Ingredients:

  • 2 lbs mixed mushrooms (cremini, shiitake, oyster, button), sliced
  • 1 medium yellow onion, diced
  • 4 cloves garlic, minced
  • 4 cups vegetable broth (low sodium)
  • 1 cup heavy cream
  • 2 tablespoons olive oil
  • 1 teaspoon dried thyme
  • 1/2 teaspoon salt (or to taste)
  • 1/4 teaspoon black pepper (or to taste)
  • 2 tablespoons unsalted butter
  • 2 tablespoons all-purpose flour
  • 1/4 cup dry sherry or white wine (optional)
  • Fresh parsley, chopped (for garnish)

Instructions:

  1. In a large skillet, heat olive oil over medium heat. Add onion and sauté until softened, about 5 minutes.
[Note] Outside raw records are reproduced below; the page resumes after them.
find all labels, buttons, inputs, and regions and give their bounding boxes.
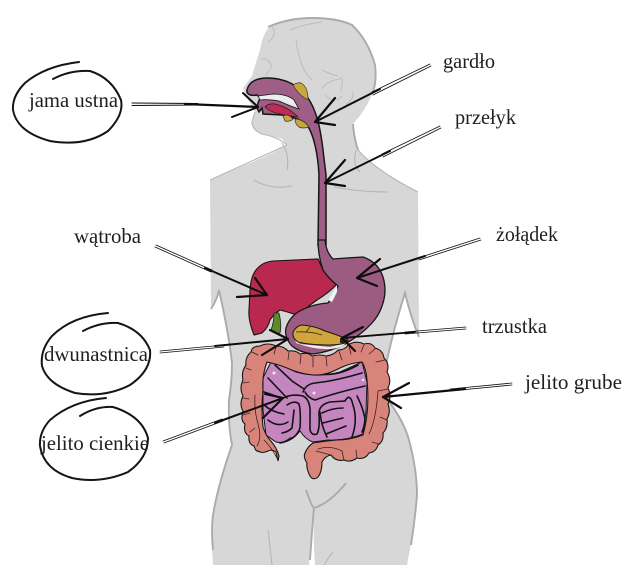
arrow: przełyk xyxy=(325,126,441,186)
arrow: jama ustna xyxy=(132,93,258,117)
callout: jama ustna: jama ustna xyxy=(28,88,119,112)
label: trzustka: trzustka xyxy=(482,314,548,338)
small intestine xyxy=(263,362,367,443)
callout: jelito cienkie xyxy=(40,398,149,480)
arrow: jelito grube xyxy=(383,383,512,408)
callout: jelito cienkie: jelito cienkie xyxy=(40,431,149,455)
gap between liver and stomach xyxy=(328,285,337,302)
callout: dwunastnica xyxy=(42,313,150,394)
pointer arrows xyxy=(132,64,512,443)
arrow: dwunastnica xyxy=(160,330,288,355)
pancreas xyxy=(293,325,349,349)
arrow: jelito cienkie xyxy=(163,394,283,443)
callout: jama ustna xyxy=(13,62,121,143)
human body silhouette xyxy=(210,18,419,565)
large intestine xyxy=(241,342,390,479)
stomach xyxy=(286,240,385,354)
arrow: trzustka xyxy=(342,327,466,351)
callout: dwunastnica: dwunastnica xyxy=(44,342,149,366)
gallbladder xyxy=(271,313,281,333)
label: przełyk: przełyk xyxy=(455,105,516,129)
label: wątroba: wątroba xyxy=(74,224,142,248)
label: gardło: gardło xyxy=(443,49,495,73)
salivary glands xyxy=(283,83,309,128)
mouth, pharynx and esophagus xyxy=(247,78,326,245)
label: jelito grube: jelito grube xyxy=(524,370,622,394)
arrow: gardło xyxy=(315,64,431,125)
label: żołądek: żołądek xyxy=(496,222,558,246)
arrow: wątroba xyxy=(155,245,267,297)
liver xyxy=(249,259,337,335)
arrow: żółądek xyxy=(357,238,481,286)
Add garlic and cook for another minute until fragrant.
  2. Add mushrooms to the skillet and cook until they release their moisture and begin to brown, about 8-10 minutes. If using sherry or white wine, add to the skillet and scrape up any browned bits from the bottom (deglaze).
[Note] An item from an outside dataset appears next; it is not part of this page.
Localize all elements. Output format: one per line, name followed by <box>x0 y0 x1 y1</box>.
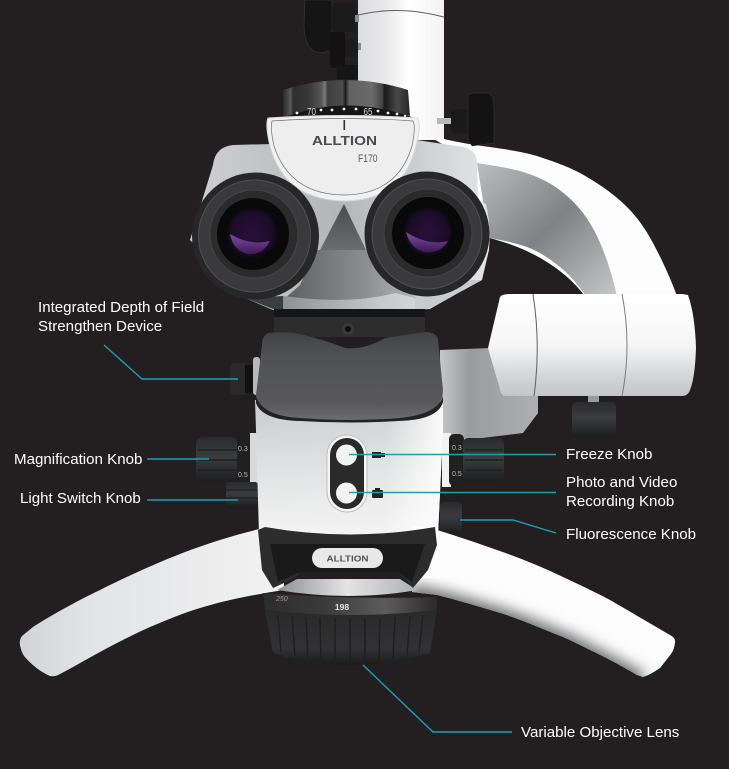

  3. Transfer the sautéed vegetables to the slow cooker. Add vegetable broth, thyme, salt, and pepper.
  4. Cover and cook on low for 6-8 hours, or on high for 3-4 hours.
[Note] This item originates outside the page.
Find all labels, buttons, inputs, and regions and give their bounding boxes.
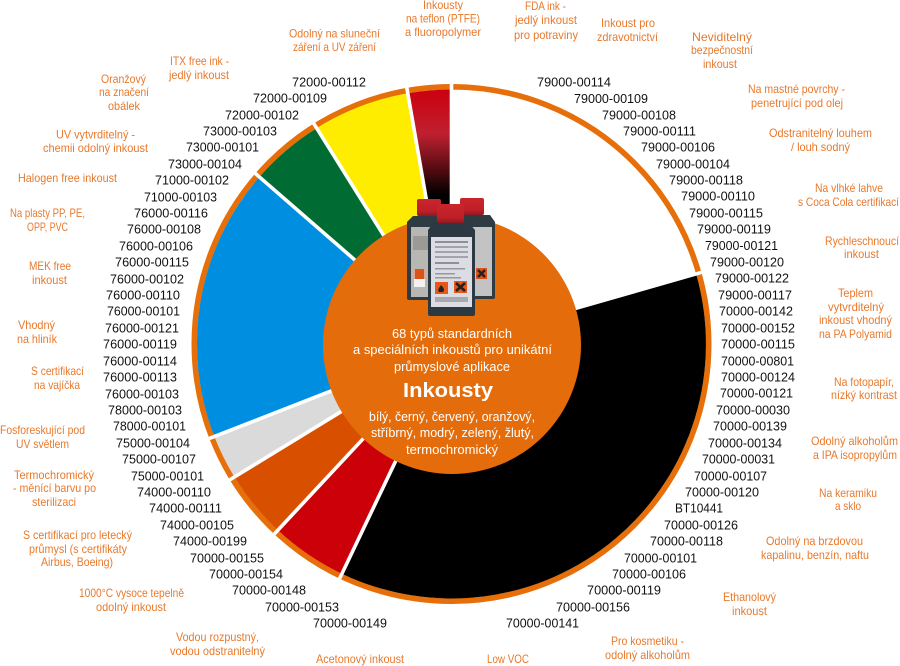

  5. About 30 minutes before serving, melt butter in a small saucepan over medium heat. Whisk in flour and cook for 1-2 minutes, stirring constantly, to form a smooth paste (a roux).
  6. Slowly whisk the roux into the hot soup in the slow cooker.
  7. Stir in heavy cream.
  8. Taste and adjust seasoning with salt and pepper as needed.
  9. Ladle into bowls and garnish with fresh parsley. Enjoy your crockpot mushroom soup!